Truth, plain and simple.

Every March 2, libraries and schools around the country celebrate the birthday of this beloved childhood muse. So why not go beyond simply reading his timless tales and bring them to life? Here are some creative ideas to take you from snack time to craft time to recess.

Fun with Food

With a smidgen of creativity, Dr. Seuss’s books become veritable cookbooks! Favorite yum-o ideas:

  • Create a stack of pancakes with strawberry filling to look like the hat of The Cat In the Hat
  • Eat cake in the bathtub at home, like the cat does in The Cat in the Hat Comes Back (do it while holding an open umbrella, if you’re truly talented)
  • Hand out multicolored Goldfish crackers to illustrate One Fish, Two Fish, Red Fish, Blue Fish
  • Drink pink ink (strawberry Quik-flavored milk) like the “pink yink ink” in One Fish, Two Fish
  • Of course there’s green eggs and ham. Of course.
  • And check out these adorable Thing One Thing Two cupcakes, shown right, from Go Graham Go!

Dress Up, Seuss-style

Keep the fun going by helping kids dress like their favorite (or original!) Seuss character.

  • Look for tall pipe-like hats at the craft store and decorate them with red and white stripes (or make your own from poster board).
  • Wear socks on your hands and feet to resemble Fox in Socks.
  •  And if your dress-up box is a bit more on the wild side, let children layer on the funny furs, feather boas, ears and snouts to create their own silly Seuss-like character! Older children can then write rhyming stories about their original character to share with a younger class.

Tim Tebow Storytime

View the animated webcast recording of football phenom Tim Tebow reading Green Eggs and Ham. Great reading role model! Just click “watch now” and then enter the little information it asks for (city, state, etc.). The video is adorable.

Cat-y Crafts!

Looking for something to do? How about some help from Thing 1 and Thing 2?

Let kids create two paper bag hand puppets of the Things with this adorable template from obSEUSSed.com. In addition to a printout for each student (provided on the site), you’ll need two red paper bags (or white bags colored red), scissors, glue/double-sided tape and crayons or markers. So stinkin’ cute!

Get Movin’

Balance Silliness: Recreate some of the fun from the Cat in the Hat by letting children try their hand at carrying and balancing a variety of items, cat-style, while walking across the room: balance a book on a child’s head, hold a stack of books with a ball on top, and hang a curved-handled umbrella over the crook of the child’s arm. Make it into a contest: Have every child in your class try walking with the same items. Mark each child’s stopping point (how far they get before things topple) on tape on the rug, labeled with their names. The child who walks the farthest wins!

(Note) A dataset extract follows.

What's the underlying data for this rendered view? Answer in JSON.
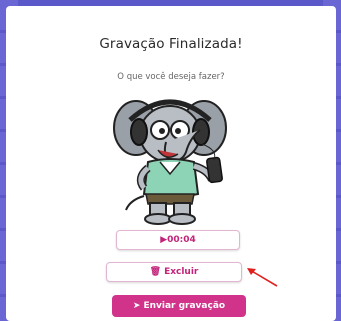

Kite Race: Recreate another activity from the Cat in the Hat by letting kids race kites outside or in the gym at school. Keep things safe by spacing children at least 10 feet apart from each other and shortening their kite strings to under 10 feet. They’ll end up dragging the kites the whole way, but it is hysterical!

Lego Cat Hat: Looking for a simple activity? Have kids sort out red and white Lego blocks and see who can build the tallest ‘Cat Hat’ quickest. Make sure to have a timer and ruler ready to see who wins!

After a Seusstacular day, your students will be saying, “Today was good. Today was fun. Tomorrow is another one.”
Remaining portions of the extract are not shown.